When my father died this is the song that came spontaneously and which I sang all alone in a Church in Spain where there was no other family member except my daughter.  He saw terrible atrocities in the war and told me about some on the very last day I ever met him. It was as if a burden had been lifted for him because he said he had never ever told anyone this part of his story.  His only sibling sister was dying and he knew he would never see her again.  Tragically, he died soon after from a traffic accident and lost the power of speech.  He made his own decision not to burden anyone. 
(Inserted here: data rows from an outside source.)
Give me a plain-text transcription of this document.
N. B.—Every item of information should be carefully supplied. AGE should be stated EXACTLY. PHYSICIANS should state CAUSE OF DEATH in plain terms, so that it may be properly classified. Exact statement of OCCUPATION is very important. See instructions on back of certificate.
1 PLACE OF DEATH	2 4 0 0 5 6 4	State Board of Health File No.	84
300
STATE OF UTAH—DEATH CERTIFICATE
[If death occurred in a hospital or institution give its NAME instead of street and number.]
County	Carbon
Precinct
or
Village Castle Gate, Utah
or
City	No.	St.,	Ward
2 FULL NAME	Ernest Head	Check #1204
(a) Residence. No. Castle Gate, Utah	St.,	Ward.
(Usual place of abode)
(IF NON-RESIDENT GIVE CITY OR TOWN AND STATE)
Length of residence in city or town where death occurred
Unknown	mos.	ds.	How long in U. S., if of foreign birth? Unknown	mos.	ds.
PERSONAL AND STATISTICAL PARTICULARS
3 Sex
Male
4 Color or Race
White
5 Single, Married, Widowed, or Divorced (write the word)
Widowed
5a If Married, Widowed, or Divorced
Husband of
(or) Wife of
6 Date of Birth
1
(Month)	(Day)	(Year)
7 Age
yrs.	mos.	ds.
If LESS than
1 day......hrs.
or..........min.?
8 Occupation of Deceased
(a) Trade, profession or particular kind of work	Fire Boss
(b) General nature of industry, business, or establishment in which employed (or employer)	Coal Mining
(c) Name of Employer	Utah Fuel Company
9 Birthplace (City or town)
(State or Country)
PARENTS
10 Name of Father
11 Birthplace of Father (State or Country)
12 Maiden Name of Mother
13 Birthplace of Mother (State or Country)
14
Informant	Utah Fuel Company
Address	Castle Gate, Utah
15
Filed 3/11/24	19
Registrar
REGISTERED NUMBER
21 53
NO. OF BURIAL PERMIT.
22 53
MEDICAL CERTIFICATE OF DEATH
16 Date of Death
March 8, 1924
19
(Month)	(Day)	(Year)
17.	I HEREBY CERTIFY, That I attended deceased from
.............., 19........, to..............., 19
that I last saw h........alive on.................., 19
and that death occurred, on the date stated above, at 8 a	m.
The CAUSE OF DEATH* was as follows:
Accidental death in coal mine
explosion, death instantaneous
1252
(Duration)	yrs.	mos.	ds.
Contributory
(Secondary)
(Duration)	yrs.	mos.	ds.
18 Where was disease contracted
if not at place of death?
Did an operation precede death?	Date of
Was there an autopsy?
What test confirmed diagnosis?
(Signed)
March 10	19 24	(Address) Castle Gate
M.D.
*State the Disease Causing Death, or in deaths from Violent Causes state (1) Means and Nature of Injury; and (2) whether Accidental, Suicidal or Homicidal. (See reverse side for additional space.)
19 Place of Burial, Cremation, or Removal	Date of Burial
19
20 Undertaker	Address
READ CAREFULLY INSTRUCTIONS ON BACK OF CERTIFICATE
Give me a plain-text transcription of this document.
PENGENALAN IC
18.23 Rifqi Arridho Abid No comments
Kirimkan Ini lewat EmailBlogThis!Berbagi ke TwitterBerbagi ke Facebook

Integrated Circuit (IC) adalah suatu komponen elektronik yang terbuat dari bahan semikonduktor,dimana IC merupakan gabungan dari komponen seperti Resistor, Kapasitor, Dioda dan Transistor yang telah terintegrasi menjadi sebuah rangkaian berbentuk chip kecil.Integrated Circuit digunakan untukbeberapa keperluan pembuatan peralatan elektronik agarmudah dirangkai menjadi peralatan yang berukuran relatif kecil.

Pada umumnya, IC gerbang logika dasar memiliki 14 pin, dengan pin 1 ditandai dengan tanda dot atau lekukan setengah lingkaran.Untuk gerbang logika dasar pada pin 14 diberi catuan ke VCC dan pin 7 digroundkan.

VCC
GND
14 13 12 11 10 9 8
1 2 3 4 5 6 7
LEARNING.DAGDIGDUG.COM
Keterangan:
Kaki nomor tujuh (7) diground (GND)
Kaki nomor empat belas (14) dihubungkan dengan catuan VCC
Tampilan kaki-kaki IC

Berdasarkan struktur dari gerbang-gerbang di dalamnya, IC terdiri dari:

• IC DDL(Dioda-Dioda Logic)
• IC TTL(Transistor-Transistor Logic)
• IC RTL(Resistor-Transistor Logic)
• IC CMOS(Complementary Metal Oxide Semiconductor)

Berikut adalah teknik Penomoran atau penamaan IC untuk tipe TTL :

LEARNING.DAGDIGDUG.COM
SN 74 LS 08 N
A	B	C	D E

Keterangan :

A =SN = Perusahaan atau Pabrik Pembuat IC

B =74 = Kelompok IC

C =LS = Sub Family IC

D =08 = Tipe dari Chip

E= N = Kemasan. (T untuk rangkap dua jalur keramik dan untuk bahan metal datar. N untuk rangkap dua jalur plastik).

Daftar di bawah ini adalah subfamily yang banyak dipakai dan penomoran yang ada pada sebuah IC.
This is the song I sang spontaneously today just after 11am on 11th day of the 11th month of the year 2011 as I sat in my garden listening to the clock strike the hour, as I sat and with my own reflections with hands covered in dirt and imagined those who fought in trenches, those who fought for the Fair Winds of France and England to bring freedom from fighting, to give those who came after Peace.  Each verse is repeated but Peace is replaced with Love, Joy, Hope.


Peace is flowing like a river,
Flowing out through you and me,
Spreading out into the desert,
Setting all the captives free.


On another note:
Today I was speaking to a friend about the larger pansies which compared to the diminutive ones seem to have a disappointed attitude as they bow their heads.